We drove around, saw more monkeys, more deer, more antelope, more ramparts, more ruined temples. The afternoon was wearing on. The rule is everyone out of the park by 5:30. It was clear Ash really wanted a sighting. We pulled off the dirt road, turned off the engine. No one talked. There was immense quiet. Off in the distance, there was an animal sound. I wouldn’t have identified it as anything special, maybe a bird, maybe anything. But Ash did. He said it was a sambar deer calling a warning out - a tiger was in the area! We waited and the sound got closer. And this was the amazing part: there was a palpable drama rising, you could feel it. The whole forest was tracking the presence of this focused danger. Ash whispered out a couple times, ‘there’s 2 of them’ and ‘they’re coming closer.’ Only a single barking sound which, once it had been identified for me, was clear and unmistakable. Sounded several times, a single tone, minutes apart, closer. And this was the thing: this sense of drama, of something about to happen. Everything alert. Atmospherics changing.

Ash signaled to the driver to start up and we drove on, over a small rise in the road and there she was, loping down her way, a tiger, not the least bit concerned of our presence. From the back, a beige color, perfectly blending with the colors of the dusty road, the dry trees, everything there. The drama had capped and there it was! She didn’t pick up speed, didn’t look back at us, just strolled a bit (they are said to like walking the roads, being lazy creatures, due to easy transit opportunity) and then walked up a ridge into some trees.

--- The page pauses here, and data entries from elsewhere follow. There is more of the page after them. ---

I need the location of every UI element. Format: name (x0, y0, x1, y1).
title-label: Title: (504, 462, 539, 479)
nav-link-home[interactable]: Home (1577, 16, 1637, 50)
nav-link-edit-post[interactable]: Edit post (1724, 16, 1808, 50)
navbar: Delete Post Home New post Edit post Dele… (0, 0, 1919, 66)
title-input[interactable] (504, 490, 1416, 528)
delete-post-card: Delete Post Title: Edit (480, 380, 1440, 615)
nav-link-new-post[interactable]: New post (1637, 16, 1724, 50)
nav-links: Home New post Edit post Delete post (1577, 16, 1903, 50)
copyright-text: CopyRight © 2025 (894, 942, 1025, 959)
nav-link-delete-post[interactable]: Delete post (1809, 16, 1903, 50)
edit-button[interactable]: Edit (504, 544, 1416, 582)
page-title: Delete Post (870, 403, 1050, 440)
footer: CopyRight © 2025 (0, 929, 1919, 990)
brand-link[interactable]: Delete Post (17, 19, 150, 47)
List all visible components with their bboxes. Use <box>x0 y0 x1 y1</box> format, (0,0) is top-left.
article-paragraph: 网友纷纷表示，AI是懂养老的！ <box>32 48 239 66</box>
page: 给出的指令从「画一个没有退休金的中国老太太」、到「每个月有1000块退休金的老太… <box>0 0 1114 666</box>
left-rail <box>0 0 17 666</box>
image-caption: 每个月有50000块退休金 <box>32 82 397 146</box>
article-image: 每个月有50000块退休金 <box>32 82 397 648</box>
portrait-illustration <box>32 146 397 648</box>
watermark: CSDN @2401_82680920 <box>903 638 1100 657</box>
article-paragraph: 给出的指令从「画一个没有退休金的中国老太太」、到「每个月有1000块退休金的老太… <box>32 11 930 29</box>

We followed along and could just make out some glance of her walking along. A herd of deer stood by the road, grazing, alert - not to us, but to her. Hyper-alert, ready to flee. One let out a loud, brief warning bark. The cat continued, uninterested in these deer or us, and circled back, 200 feet ahead of us, crossing the road in front of us. That’s the view you see in this photo. Scott got it with his zoom. Cat walking along, no rush, knowing her territory.